‘Unalloyed pleasure’:
Celebrating the 75th anniversary of Gŵyl Gregynog Festival
Industry to Impressionism, last year’s popular exhibition at National Museum Wales in Cardiff, drew attention to the Misses Gwendoline and Margaret Davies as pioneering collectors of contemporary French and British art. In June 2008, the focus shifts to Gregynog, their magnificent former home five miles north of Newtown in Powys, and ten days of programming to celebrate 75 years since the sisters founded the Festivals of Music and Poetry at the Hall in 1933.
Gwendoline and Margaret’s early musical experience ranged from recording folksongs with a phonograph in rural Montgomeryshire to attending performances of Lohengrin and the Ring at Wagner’s Festspielhaus in Bayreuth. Each also worked to develop her own talents. Gwendoline played a Stradivarius violin known as the ‘Parke’ and her surviving sheet music, acquired as far afield as Paris and Dresden, is covered in fingering, bowing and other performance markings.
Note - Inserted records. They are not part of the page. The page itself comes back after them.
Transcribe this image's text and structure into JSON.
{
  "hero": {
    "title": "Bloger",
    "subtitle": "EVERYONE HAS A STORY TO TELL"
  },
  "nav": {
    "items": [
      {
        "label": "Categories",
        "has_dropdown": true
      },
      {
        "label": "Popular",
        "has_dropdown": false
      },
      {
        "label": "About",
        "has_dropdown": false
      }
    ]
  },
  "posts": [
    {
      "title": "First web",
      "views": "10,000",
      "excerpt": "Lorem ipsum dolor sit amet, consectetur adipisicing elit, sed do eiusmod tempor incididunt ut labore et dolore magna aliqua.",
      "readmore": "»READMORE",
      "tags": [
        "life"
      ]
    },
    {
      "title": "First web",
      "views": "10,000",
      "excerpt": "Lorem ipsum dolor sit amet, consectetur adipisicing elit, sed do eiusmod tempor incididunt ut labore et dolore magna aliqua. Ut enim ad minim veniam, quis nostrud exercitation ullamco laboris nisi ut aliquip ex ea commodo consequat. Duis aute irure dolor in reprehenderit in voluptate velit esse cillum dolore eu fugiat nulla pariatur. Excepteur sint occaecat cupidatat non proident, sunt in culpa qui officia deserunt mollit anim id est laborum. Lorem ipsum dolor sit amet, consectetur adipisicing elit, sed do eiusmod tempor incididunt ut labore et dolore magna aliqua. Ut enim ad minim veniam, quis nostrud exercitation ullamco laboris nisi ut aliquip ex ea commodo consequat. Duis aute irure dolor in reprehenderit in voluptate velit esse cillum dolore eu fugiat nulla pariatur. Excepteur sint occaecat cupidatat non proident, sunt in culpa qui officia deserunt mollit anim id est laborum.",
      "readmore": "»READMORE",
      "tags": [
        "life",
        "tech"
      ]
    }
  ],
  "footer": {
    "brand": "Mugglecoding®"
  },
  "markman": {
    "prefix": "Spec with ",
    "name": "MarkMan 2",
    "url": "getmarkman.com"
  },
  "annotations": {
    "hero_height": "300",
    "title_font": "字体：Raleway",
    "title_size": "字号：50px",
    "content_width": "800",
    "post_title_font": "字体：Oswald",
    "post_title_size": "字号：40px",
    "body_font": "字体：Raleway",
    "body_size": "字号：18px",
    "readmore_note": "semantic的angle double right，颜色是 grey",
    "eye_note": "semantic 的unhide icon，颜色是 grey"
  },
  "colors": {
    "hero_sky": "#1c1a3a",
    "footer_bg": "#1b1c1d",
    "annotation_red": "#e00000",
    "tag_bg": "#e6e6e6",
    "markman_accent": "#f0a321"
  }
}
She passed the Intermediate level examination of the Incorporated Society of Musicians at Wrexham in 1897, although the official paperwork was careful to include the solemn disclaimer: ‘This Certificate does not qualify the holder to practice as a Professional Musician’. That said, the programme of a recital given under the auspices of the University College of Wales Musical Club at Aberystwyth in 1911 proves that she was capable of a public performance of the César Franck Sonata. And Margaret, although generally regarded as a painter and wood engraver, also took formal singing lessons and is believed to have studied the harp with Gwendolen Mason.